It’s taken a year and a half before I’ve felt ready to write something with the title ‘an introduction to walking in Somerset and Devon.’ A year and a half and a lot of hoofing it around the area we have decided to call home after eighteen years of living abroad, in both Spain and Portugal.
Eighteen months ago, we had no idea what walking in Somerset and Devon might involve. We hoped the South West of England would offer sufficient diversity to keep our hiking requirements sated. But, apart from being pretty sure it was a green and pleasant land, we really didn’t know what to expect.
After our first handful of months, I confirmed to friends who didn’t know the area that it was indeed a green and very pleasant land, but also that I had some concerns it might be too pretty … too gentle; that the countryside, beautiful though it was, lacked a wild side. There was a worry that after a while, walking might become a bit too samey.
And that’s why it was important to spend a decent amount of time getting to know the lay of the land.
Walking routes in Somerset and Devon
Every new walk chipped away at that misconception, whether the route involved walking alongside rivers, streams, and canals; exploring ancient forests and enchanting woods; traversing softly undulating pastoral lands, flood plains, and exposed untamed moors where paths are swallowed by bracken and gorse; pausing beside fords in sleepy hamlets and picture postcard villages with thatched cottages; or crossing sprawling beaches and rugged clifftops on coastal paths.

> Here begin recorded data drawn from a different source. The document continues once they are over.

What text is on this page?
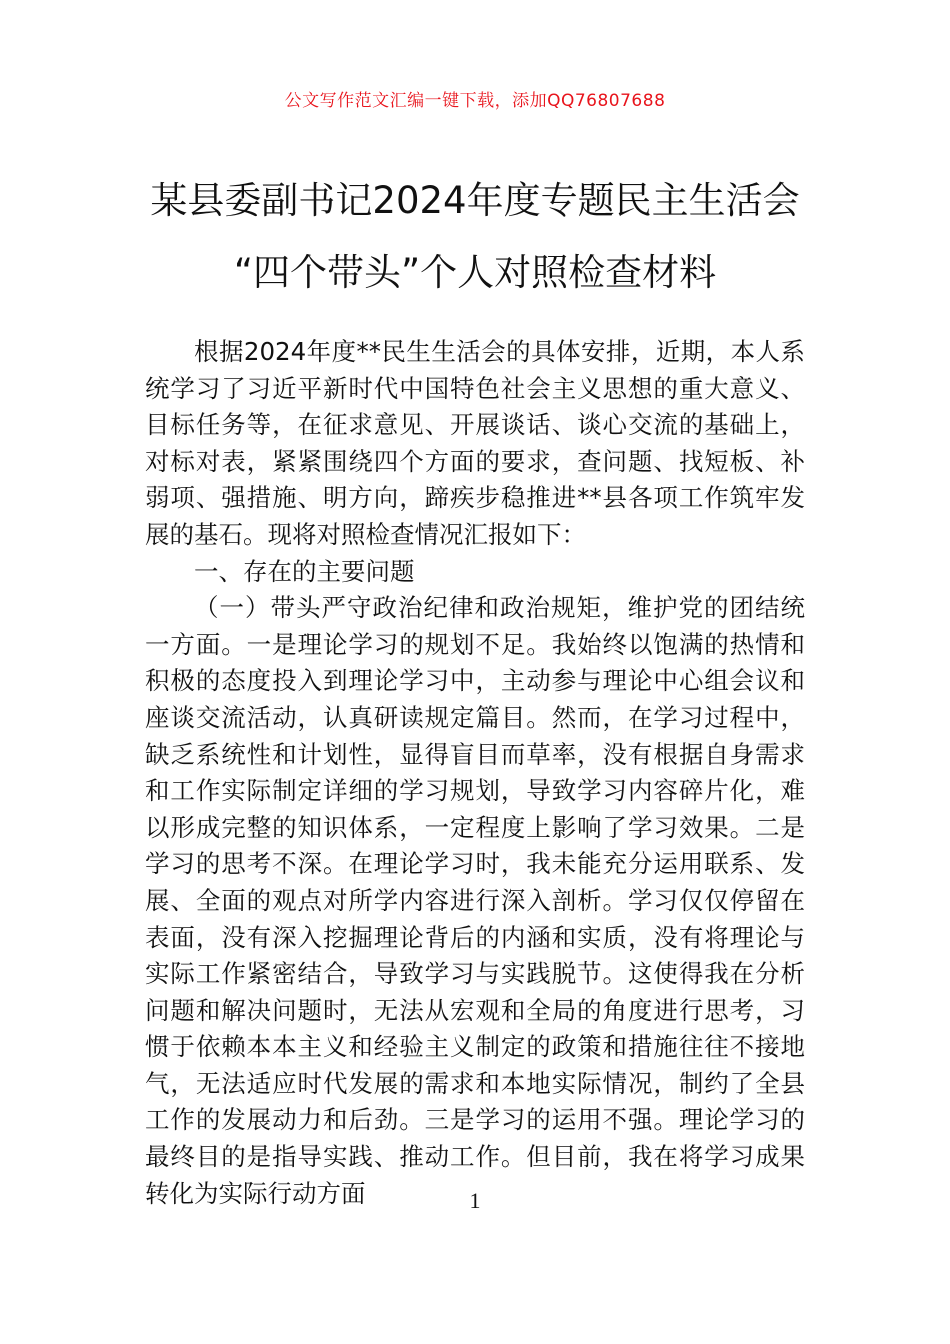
公文写作范文汇编一键下载，添加QQ76807688
某县委副书记2024年度专题民主生活会
“四个带头”个人对照检查材料

根据2024年度**民生生活会的具体安排，近期，本人系统学习了习近平新时代中国特色社会主义思想的重大意义、目标任务等，在征求意见、开展谈话、谈心交流的基础上，对标对表，紧紧围绕四个方面的要求，查问题、找短板、补弱项、强措施、明方向，蹄疾步稳推进**县各项工作筑牢发展的基石。现将对照检查情况汇报如下：

一、存在的主要问题

（一）带头严守政治纪律和政治规矩，维护党的团结统一方面。一是理论学习的规划不足。我始终以饱满的热情和积极的态度投入到理论学习中，主动参与理论中心组会议和座谈交流活动，认真研读规定篇目。然而，在学习过程中，缺乏系统性和计划性，显得盲目而草率，没有根据自身需求和工作实际制定详细的学习规划，导致学习内容碎片化，难以形成完整的知识体系，一定程度上影响了学习效果。二是学习的思考不深。在理论学习时，我未能充分运用联系、发展、全面的观点对所学内容进行深入剖析。学习仅仅停留在表面，没有深入挖掘理论背后的内涵和实质，没有将理论与实际工作紧密结合，导致学习与实践脱节。这使得我在分析问题和解决问题时，无法从宏观和全局的角度进行思考，习惯于依赖本本主义和经验主义制定的政策和措施往往不接地气，无法适应时代发展的需求和本地实际情况，制约了全县工作的发展动力和后劲。三是学习的运用不强。理论学习的最终目的是指导实践、推动工作。但目前，我在将学习成果转化为实际行动方面	1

Within a short drive we can be on Exmoor, exploring the Quantocks, delving into the Blackdown Hills, or standing on the highest peak in the South West of England, overlooking the Bristol Channel and Wales. Areas of natural beauty and nature reserves are commonplace. And yet, on most walks we don’t encounter many other people. Slightly further afield offers even more options including Dartmoor and the Mendips.
Walking route ingredients
Good walking for us doesn’t just involve impressive views that force us to pause awhile or the sort of countryside that unlocks the inner poet. We’re greedy. We want loads of other ingredients as well – historic elements, cultural insights into the people and the land, interesting and amusing quirks that make us go ‘wow,’ and cosy, inviting places we can relax and relive the highlights of another great walk with drinks in hands and smiles on our faces. Walking in Somerset and Devon delivers the essential goods and then some – it might be stumbling across an unassuming but fascinating Quakers’ graveyard in a copse; moving out of the way of a shire horse dragging a canal barge; dangling legs over an ancient clapper bridge; marvelling at perfect fossils embedded in the rocks; cooing at free-roaming wild ponies; straining necks trying to see the tops of Britain’s tallest trees; standing on Canadian soil in Britain; or being mobbed by hundreds of frantic pheasants, honking noisily as they hitch their skirts and scamper anarchically along the track ahead.
After over a decade of creating Slow Travel guides across Europe, often in off the beaten track areas that aren’t so well known outside of the country they’re located in, we now have certain criteria that must be met before we consider any area as being worthy of the title of what we refer to as gastro-hike destinations.
Our eighteen-month long introduction to walking in Somerset and Devon has more than persuaded us that this is most definitely an area that rewards with superb walking routes and delicious local produce served in ridiculously charming inns.
A lot of people might already be aware of Somerset and Devon’s gastro-hike charms. Equally well, a lot of people won’t, which is why we’re launching Walking Ways with this introductory post.